Born in Richmond, Virginia, Bill Robinson began dancing in local
saloons at the age of six. He became a popular fixture on the vaudeville
circuit just two years after that. While still a child, he was given
the nickname "Bojangles," although even Robinson himself
was unsure of the origin of that moniker.
In 1905, Robinson forged a partnership—lifelong, it turned
out—with agent Marty Forkins, who got the dancer a golden opportunity:
the chance to develop a solo act. (African-American dancers of the
time appeared exclusively in pairs.) Robinson made the most of it,
touring the United States and Europe until the late 1920s.
Robinson took up residence in Harlem in 1928. That was the year he
landed a role in the all-black musical revue Blackbirds of 1928,
which was staged by a white producer for white audiences.
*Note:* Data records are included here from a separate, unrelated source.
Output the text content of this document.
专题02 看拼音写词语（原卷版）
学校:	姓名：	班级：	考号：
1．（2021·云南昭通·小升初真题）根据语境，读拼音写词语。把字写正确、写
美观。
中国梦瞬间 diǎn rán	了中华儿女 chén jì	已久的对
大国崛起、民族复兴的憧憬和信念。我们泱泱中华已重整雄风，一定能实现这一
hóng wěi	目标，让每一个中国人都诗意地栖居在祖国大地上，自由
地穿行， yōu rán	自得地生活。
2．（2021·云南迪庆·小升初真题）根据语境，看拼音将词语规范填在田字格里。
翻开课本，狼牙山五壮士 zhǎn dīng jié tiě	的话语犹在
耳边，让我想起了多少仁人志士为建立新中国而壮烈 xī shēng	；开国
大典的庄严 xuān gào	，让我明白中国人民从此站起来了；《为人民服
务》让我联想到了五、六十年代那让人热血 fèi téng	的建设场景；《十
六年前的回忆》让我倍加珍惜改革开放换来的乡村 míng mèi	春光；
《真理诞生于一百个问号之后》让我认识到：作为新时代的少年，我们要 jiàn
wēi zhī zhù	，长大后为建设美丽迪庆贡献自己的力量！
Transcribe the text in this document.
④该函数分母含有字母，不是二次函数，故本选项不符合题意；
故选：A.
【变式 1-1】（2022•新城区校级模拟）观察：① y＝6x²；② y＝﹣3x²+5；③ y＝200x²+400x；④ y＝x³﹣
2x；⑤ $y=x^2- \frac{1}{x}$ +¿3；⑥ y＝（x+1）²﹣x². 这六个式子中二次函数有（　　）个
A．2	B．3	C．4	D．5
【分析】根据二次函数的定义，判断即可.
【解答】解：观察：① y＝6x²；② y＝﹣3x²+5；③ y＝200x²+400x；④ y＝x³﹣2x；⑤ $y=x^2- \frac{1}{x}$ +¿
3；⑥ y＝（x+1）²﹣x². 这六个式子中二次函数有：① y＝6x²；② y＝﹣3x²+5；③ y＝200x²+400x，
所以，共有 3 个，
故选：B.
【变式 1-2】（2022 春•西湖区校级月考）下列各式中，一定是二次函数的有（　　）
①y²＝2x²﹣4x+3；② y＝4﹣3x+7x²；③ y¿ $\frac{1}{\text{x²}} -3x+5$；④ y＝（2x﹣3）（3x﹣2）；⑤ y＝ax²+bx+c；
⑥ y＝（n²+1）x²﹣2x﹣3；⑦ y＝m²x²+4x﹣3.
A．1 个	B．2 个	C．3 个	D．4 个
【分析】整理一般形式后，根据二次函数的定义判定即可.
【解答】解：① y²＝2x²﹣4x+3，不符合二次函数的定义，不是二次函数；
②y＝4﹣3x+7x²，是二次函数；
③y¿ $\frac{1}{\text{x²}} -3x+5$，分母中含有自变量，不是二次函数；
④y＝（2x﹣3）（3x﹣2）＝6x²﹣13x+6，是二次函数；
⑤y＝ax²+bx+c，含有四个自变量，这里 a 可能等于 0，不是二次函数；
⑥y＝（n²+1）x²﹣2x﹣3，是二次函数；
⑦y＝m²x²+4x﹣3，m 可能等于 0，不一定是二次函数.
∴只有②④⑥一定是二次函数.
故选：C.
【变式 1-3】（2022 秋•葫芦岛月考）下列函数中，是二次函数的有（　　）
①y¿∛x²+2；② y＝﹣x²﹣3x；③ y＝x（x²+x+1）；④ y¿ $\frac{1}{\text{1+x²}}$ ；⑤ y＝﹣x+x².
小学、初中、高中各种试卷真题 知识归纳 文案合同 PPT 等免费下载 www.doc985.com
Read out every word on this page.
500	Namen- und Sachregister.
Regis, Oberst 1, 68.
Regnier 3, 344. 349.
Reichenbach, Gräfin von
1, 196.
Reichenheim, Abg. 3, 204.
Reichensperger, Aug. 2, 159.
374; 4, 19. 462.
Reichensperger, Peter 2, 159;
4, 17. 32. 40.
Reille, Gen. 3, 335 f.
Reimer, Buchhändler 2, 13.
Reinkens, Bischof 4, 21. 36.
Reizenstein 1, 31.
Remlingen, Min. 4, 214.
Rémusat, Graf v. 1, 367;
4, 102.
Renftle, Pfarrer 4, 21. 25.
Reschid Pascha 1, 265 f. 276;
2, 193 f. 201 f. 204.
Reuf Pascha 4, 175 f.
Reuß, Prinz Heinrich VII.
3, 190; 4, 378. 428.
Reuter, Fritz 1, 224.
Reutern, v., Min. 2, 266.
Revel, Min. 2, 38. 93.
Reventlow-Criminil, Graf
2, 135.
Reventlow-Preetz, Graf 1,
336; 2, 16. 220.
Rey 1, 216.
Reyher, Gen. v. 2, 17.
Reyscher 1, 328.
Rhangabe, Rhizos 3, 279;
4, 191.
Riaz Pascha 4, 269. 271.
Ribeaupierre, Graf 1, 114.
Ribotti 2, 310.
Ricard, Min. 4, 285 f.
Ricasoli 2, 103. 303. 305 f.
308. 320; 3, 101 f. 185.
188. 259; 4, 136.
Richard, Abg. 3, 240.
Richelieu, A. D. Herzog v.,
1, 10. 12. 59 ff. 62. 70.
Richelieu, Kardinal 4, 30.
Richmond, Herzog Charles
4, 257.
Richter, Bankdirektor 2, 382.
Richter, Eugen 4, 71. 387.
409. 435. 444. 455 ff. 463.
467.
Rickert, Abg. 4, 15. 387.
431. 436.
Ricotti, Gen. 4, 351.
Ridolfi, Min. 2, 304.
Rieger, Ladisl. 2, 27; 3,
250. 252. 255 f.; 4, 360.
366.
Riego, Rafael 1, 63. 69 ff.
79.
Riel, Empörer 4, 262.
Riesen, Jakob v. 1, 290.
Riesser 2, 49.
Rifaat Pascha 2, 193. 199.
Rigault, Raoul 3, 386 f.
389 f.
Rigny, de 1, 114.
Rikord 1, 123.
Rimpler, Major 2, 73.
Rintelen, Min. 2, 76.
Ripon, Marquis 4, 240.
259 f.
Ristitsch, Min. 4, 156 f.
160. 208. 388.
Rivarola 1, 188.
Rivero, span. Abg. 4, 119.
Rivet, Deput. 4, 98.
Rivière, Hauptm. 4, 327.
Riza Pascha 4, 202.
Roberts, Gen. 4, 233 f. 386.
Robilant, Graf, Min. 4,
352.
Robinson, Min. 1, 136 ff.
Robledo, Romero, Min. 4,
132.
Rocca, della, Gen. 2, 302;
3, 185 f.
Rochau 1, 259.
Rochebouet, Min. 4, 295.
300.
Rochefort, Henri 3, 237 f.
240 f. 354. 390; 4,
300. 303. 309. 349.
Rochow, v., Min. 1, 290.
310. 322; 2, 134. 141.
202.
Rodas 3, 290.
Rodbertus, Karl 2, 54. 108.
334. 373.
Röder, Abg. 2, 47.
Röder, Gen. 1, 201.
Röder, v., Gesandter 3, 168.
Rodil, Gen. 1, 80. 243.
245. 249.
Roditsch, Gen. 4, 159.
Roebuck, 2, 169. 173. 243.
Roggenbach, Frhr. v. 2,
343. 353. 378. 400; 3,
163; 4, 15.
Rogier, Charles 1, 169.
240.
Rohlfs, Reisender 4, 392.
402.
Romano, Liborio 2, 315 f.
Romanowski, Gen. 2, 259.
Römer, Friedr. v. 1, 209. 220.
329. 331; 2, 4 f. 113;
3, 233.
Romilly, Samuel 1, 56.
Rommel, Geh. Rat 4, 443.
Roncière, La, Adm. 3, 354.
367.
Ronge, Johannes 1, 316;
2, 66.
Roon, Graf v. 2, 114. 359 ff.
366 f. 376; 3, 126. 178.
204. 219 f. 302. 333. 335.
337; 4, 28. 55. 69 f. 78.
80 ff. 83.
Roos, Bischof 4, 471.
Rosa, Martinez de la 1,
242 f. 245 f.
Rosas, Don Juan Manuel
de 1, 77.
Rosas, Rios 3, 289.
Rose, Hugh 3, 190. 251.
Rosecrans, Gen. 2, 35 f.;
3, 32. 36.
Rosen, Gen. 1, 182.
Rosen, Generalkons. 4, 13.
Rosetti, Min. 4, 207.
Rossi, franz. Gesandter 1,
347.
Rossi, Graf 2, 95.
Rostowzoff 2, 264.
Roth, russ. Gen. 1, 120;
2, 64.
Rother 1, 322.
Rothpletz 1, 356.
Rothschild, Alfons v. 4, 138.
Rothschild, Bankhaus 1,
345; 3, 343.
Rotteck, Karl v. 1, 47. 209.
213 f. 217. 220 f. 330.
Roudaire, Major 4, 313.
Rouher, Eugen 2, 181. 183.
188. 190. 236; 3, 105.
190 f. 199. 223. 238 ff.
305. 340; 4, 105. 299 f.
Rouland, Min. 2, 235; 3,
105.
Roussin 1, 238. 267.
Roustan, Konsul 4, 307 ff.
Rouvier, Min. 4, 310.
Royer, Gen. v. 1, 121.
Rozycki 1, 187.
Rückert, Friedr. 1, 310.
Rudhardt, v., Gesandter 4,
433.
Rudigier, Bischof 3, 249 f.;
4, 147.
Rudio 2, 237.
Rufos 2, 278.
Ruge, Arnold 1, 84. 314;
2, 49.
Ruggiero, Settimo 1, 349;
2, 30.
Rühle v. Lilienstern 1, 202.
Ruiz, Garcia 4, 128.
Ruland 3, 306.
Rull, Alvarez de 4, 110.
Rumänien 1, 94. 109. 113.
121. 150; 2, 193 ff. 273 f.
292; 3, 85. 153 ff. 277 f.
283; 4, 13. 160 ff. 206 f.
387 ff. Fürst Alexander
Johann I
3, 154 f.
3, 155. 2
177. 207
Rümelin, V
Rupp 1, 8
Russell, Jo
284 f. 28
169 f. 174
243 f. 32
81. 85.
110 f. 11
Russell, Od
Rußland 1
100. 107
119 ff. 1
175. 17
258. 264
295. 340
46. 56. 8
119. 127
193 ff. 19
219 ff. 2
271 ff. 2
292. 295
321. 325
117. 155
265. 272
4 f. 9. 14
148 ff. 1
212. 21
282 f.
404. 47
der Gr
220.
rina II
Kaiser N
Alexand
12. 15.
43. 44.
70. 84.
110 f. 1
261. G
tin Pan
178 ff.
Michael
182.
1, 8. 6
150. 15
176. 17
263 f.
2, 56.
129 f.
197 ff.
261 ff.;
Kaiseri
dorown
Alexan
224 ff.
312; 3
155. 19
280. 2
Robinson's
Tap-dancing high on his toes and moving his upper body with understated
grace, Robinson displayed a lightness and finesse never seen before.
He shunned the frantic style of his predecessors for a more elegant,
precise form of tap.
Robinson's talent gave him entrée to two worlds—white
entertainment and black—yet he was never completely accepted
in either one. White audiences adored the films in which he co-starred
with Shirley Temple or Will Rogers, but his commercially successful
roles were modeled on racist stereotypes, such as that of the genial
black servant. Though artistically satisfying, his few forays into
black films—notably Harlem Is Heaven—didn't make
him much money.
Robinson began performing at Harlem's Cotton Club in the mid-1930s.
In 1939, he joined the Broadway cast of an African-American musical
called Hot Mikado. The white establishment, meanwhile, cemented
his celebrity status by naming him honorary mayor of Harlem—and
mascot of the New York Giants baseball team. Many prominent African
Americans, however, found these distinctions to be demeaning and paternalistic.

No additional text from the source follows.